Hacía al menos una semana que el ritual se repetía. Desde la subida apesadumbrada por la escalera, como llevando  un peso muerto en los brazos hasta la colocación del atril una vez sentado a la mesa. No obstante, Perelman estaba infectado por un agente silencioso y letal que le atravesaba las entrañas y le impedía avanzar más allá del ritual diario.
            La sensación era difícilmente descriptible, un sabor interno a pestilencia mezclada con avidez por la huída. Una especie de vacío en la zona del pecho, que a ratos dejaba paso a cierta constricción,  como si una mano se hundiera tras su esternón para recordarle lo frágil y lamentable de su condición humana. La sensación, en definitiva, de que el mundo se reía de él y le escupía desde lo alto, al  tiempo que temía levantar la cara  y que aquel escupitajo le cayera en plenos ojos, unos ojos que un día más deseaba no tener abiertos.
            Lo tenía todo para ser feliz se decía. Aquella familia era hermosa y, al menos vista desde fuera,  envidiada por muchos. Un trabajo absorbente pero que le permitía progresar, aunque fuera a ratos, en sus aventuras y devaneos con la ciencia. Una casa acogedora y, sobre todo, plagada de libros, demasiados, tantos que el miedo a morir sin leerlos había dejado paso a la más completa de las certezas.
Pese a ello, aquella mano seguía allí, hurgando tras sus huesos en el pecho, casi rozando sus vasos más nobles, respetando la aorta como por casualidad. Algo dentro de él tenía cierta capacidad de control sobre esa mano desgarradora, y ese “algo” dentro de él la mantenía a raya cada noche.
Su mente volaba hacia ese esperpento que le controlaba, mientras instintivamente recorría el borde su sombra proyectada sobre la mesa. Las dos pequeñas figuras de sus hijos sobre el marco a la izquierda del atril eran en cierto modo una prolongación que le mantenía a salvo, la fuerza invisible que evitaba que la mano lo destrozara todo en su pecho.
Una vez más entornó los ojos, atenuó la luz del flexo irreverente, y se encorvó aún más sobre la mesa plagada de libros y papeles. Una vez más, Perelman decidió que aquella  noche seguiría con los pies sobre el frío suelo del despacho, conteniendo, con la ayuda de la fotografía, a aquella mano inmisericorde y deseable a la vez.

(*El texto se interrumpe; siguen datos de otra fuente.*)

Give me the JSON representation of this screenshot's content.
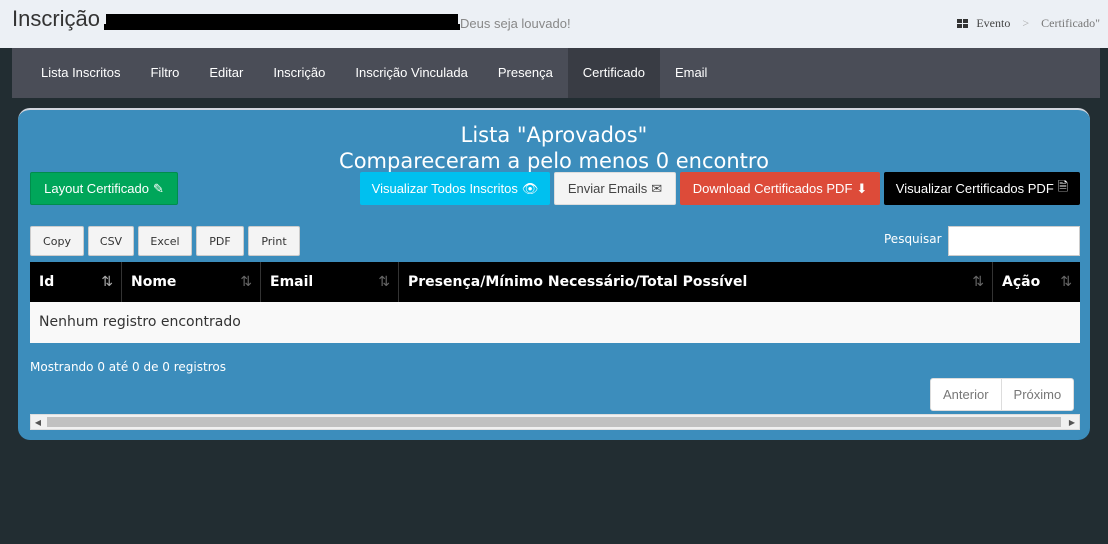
{
  "header": {
    "title": "Inscrição",
    "subtitle": "Deus seja louvado!",
    "breadcrumb": {
      "home_icon": "grid-icon",
      "home_label": "Evento",
      "separator": ">",
      "current": "Certificado\""
    }
  },
  "nav": {
    "items": [
      {
        "label": "Lista Inscritos"
      },
      {
        "label": "Filtro"
      },
      {
        "label": "Editar"
      },
      {
        "label": "Inscrição"
      },
      {
        "label": "Inscrição Vinculada"
      },
      {
        "label": "Presença"
      },
      {
        "label": "Certificado",
        "active": true
      },
      {
        "label": "Email"
      }
    ]
  },
  "panel": {
    "title_line1": "Lista \"Aprovados\"",
    "title_line2": "Compareceram a pelo menos 0 encontro"
  },
  "actions": {
    "layout_label": "Layout Certificado",
    "layout_icon": "✎",
    "visualizar_label": "Visualizar Todos Inscritos",
    "visualizar_icon": "👁",
    "email_label": "Enviar Emails",
    "email_icon": "✉",
    "download_label": "Download Certificados PDF",
    "download_icon": "⬇",
    "vispdf_label": "Visualizar Certificados PDF",
    "vispdf_icon": "🗎"
  },
  "export": {
    "copy": "Copy",
    "csv": "CSV",
    "excel": "Excel",
    "pdf": "PDF",
    "print": "Print"
  },
  "search": {
    "label": "Pesquisar",
    "value": ""
  },
  "table": {
    "columns": [
      {
        "label": "Id",
        "sort_icon": "⇅"
      },
      {
        "label": "Nome",
        "sort_icon": "⇅"
      },
      {
        "label": "Email",
        "sort_icon": "⇅"
      },
      {
        "label": "Presença/Mínimo Necessário/Total Possível",
        "sort_icon": "⇅"
      },
      {
        "label": "Ação",
        "sort_icon": "⇅"
      }
    ],
    "empty_message": "Nenhum registro encontrado"
  },
  "footer": {
    "info": "Mostrando 0 até 0 de 0 registros",
    "prev": "Anterior",
    "next": "Próximo"
  },
  "colors": {
    "panel": "#3c8dbc",
    "success": "#00a65a",
    "info": "#00c0ef",
    "danger": "#dd4b39",
    "nav": "#4a4d57",
    "background": "#222d32"
  }
}
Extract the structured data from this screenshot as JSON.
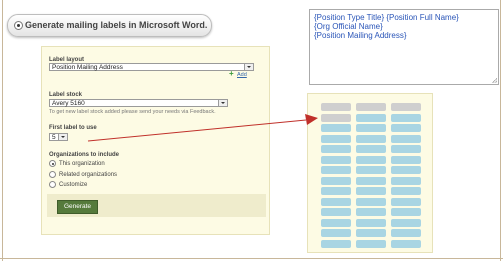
{
  "header": {
    "title": "Generate mailing labels in Microsoft Word."
  },
  "form": {
    "label_layout_label": "Label layout",
    "label_layout_value": "Position Mailing Address",
    "add_label": "Add",
    "label_stock_label": "Label stock",
    "label_stock_value": "Avery 5160",
    "label_stock_hint": "To get new label stock added please send your needs via Feedback.",
    "first_label_label": "First label to use",
    "first_label_value": "5",
    "orgs_label": "Organizations to include",
    "orgs_options": [
      "This organization",
      "Related organizations",
      "Customize"
    ],
    "orgs_selected": "This organization",
    "generate_label": "Generate"
  },
  "template_preview": {
    "lines": [
      "{Position Type Title} {Position Full Name}",
      "{Org Official Name}",
      "{Position Mailing Address}"
    ]
  },
  "label_sheet": {
    "columns": 3,
    "rows": 14,
    "used_labels": 4
  },
  "colors": {
    "accent_green": "#557a3b",
    "arrow_red": "#c0302a",
    "used_label": "#cfcfcf",
    "free_label": "#a9d5e3"
  }
}
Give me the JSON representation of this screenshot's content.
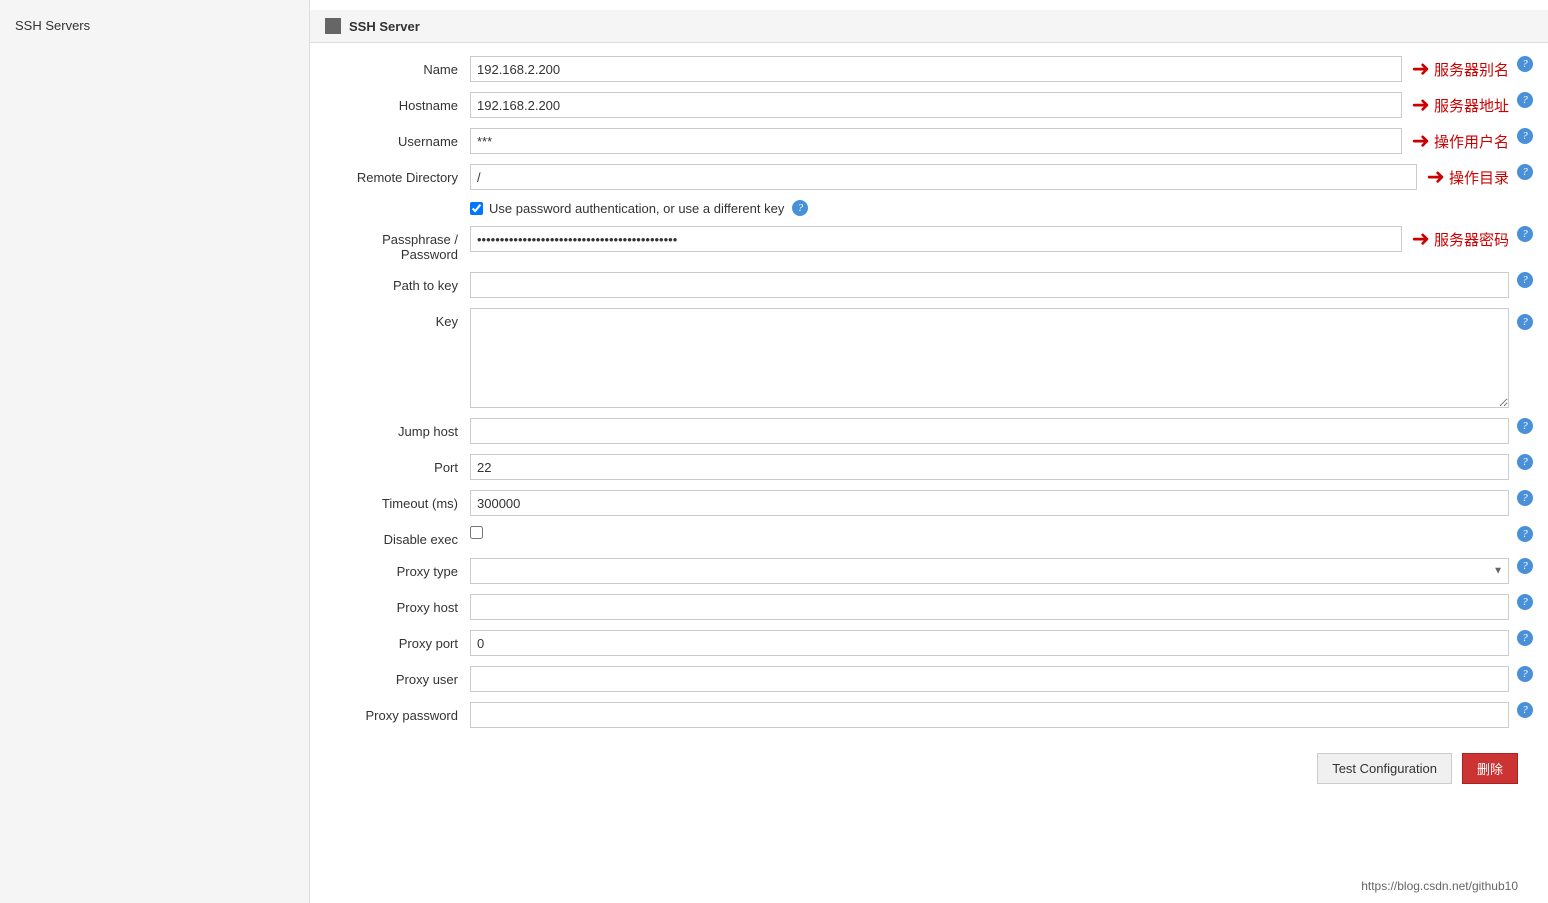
{
  "sidebar": {
    "title": "SSH Servers"
  },
  "section": {
    "title": "SSH Server"
  },
  "form": {
    "name_label": "Name",
    "name_value": "192.168.2.200",
    "name_annotation": "服务器别名",
    "hostname_label": "Hostname",
    "hostname_value": "192.168.2.200",
    "hostname_annotation": "服务器地址",
    "username_label": "Username",
    "username_value": "***",
    "username_annotation": "操作用户名",
    "remote_dir_label": "Remote Directory",
    "remote_dir_value": "/",
    "remote_dir_annotation": "操作目录",
    "use_password_label": "Use password authentication, or use a different key",
    "passphrase_label": "Passphrase / Password",
    "passphrase_value": "••••••••••••••••••••••••••••••••••••••••••••••••••••••••••••",
    "passphrase_annotation": "服务器密码",
    "path_to_key_label": "Path to key",
    "path_to_key_value": "",
    "key_label": "Key",
    "key_value": "",
    "jump_host_label": "Jump host",
    "jump_host_value": "",
    "port_label": "Port",
    "port_value": "22",
    "timeout_label": "Timeout (ms)",
    "timeout_value": "300000",
    "disable_exec_label": "Disable exec",
    "proxy_type_label": "Proxy type",
    "proxy_type_value": "",
    "proxy_host_label": "Proxy host",
    "proxy_host_value": "",
    "proxy_port_label": "Proxy port",
    "proxy_port_value": "0",
    "proxy_user_label": "Proxy user",
    "proxy_user_value": "",
    "proxy_password_label": "Proxy password",
    "proxy_password_value": ""
  },
  "buttons": {
    "test_config": "Test Configuration",
    "delete": "删除"
  },
  "url": "https://blog.csdn.net/github10",
  "help_icon": "?"
}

            Notó el frío en los pies, la sangre subiendo tibia hacia sus sienes y el pequeño resplandor proyectándose sobre el marco y el atril.
Los miró a los ojos, los ojos más hermosos que jamás hubiera podido imaginar, y decidió seguir adelante.
No era ni sería feliz, pero aquellos ojos bien valían el frío de los pies, el ardor en la cabeza, los llantos a escondidas y la inmensa soledad que le envolvía eternamente.
            Adelante...se dijo. Una lágrima cayó de sus ojos y comenzó la espantosa lucha con los párrafos y los libros manoseados.
            Adelante...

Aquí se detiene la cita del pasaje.